* This post is the replication of the Making Sense of My Data (Climate Data) which i wrote in LinkedIn
As I promised in my previous article, I am back with more to say about Geo-Data science. This time its about visualization of the data that we have extracted. Being independent researcher(Climate Change) and guy who loves data, i would love to show how beautiful(rather worrying for climate scientist) visualization of data could be using Tableau software. As i told in previous post that we have extracted 15 years of LST,NDVI and Snow extent data. Although input was EOS-HDF files of MODIS satellite, we got CSV file as final output. If you need to know how we got CSV, please refer https://www.linkedin.com/pulse/geo-data-science-shivaprakash-yaragal.
Data that we extracted as elevation, class and time as bins. So there could lot of trend analysis using such data. Data can be aggregated, grouped , regrouped based on elevation. Its basically multidimensional data. Tableau software is one of the most powerful that market can provide for us. For students , Tableau provide 1 year free subscription of this software. Thanks to my dear friend Savan Kumar for introducing me to Tableau a year back. Tutorial for Tableau is also free. If you are not student you can still get Tableau public. Given below is the tutorial for Tableau public(https://public.tableau.com/en-us/s/resources).
Having talked about Tableau , lets move on to what we came out with. As this project involves other researchers also , i should restrict myself for not putting all the data. For purpose of this article there are enough visualization to put through . From our data we have done trend analysis , which are quite interesting for Climate Change researcher and as well as data science guy. Below is one such graph. I have reduced granularity in these so that people could get broad picture of whats happening. In the below picture its month wise(Ex: all January month of 15 years) trend at elevation of 4000m to 4500m. This is just for 4 months. We have done it for elevation between 2000m to 6000m having bins of 500m . This data is for 15 years. Month data is from grouped average data. Its quite interesting to see that at 4000m to 4500m there is decreasing in the temperature during Winter and starting of summer. There is much more to infer if NDVI , SNOW extent at same elevation is analyzed(which we have done). I leave inference to readers.
Below picture is beautiful visualization of how snow and no-snow pixels will vary month wise. Each line represents single year. So we have 15 line showing how snow and no-snow pixels vary with Georgian calender. Snow graph clearly shows in which month we have high snow pixel(starting from December and decreasing in March). It also show low number of pixel in summer months. If granularity is increased there is lot much infer upon. We will not go into it. These could be more beautified like bride if you know how to makeup ;-) ;-)

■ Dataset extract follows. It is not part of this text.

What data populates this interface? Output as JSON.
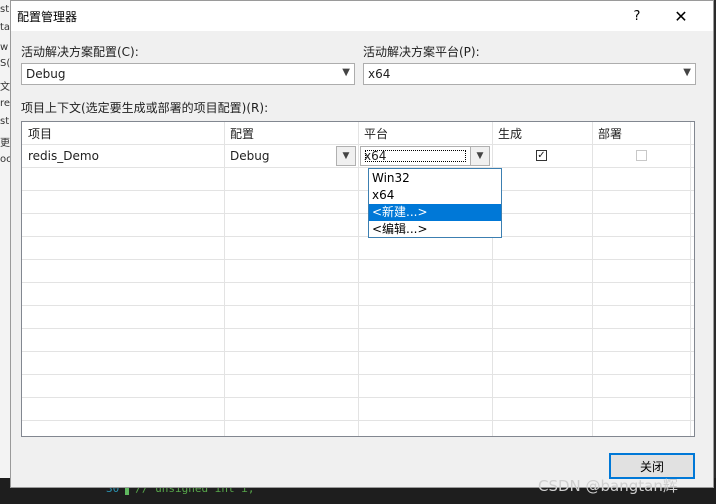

I love multidimensional data, visualization of these is big task for analytics industry. I need to appreciate what Tableau can do with this kind of data. Below image is one of the most lovely visualization( of-course this graph is from me only). she is mine from core ;-) :-) she was my first love , my first love of climate data ;-) ;-) It because of this beautiful graph , i started loving visualization. Lot things can be inferred from it. Its a scatter plot of no of snow pixel vs no-snow pixel categorized by months given by color and size. Size is reversed in order to high the negative aspect, which may be low numerical value, low average etc. Basically its reverse symbolism. Giving big symbol to numerically smaller entity to highlight that entity. From this graph it's inferred that its only in month of June,July, and august there are large number of pixels that dont follow the usual trend.
The graph which is at the top ie at the starting of the article is derived from snow data. It shows variation of 15 years data. All our effort is in just that graph , its as simple. I love that even tough not much can be inferred. As people say "Devil is in details" , all the other graphs are derived from detailed and granular data rather than aggregated data.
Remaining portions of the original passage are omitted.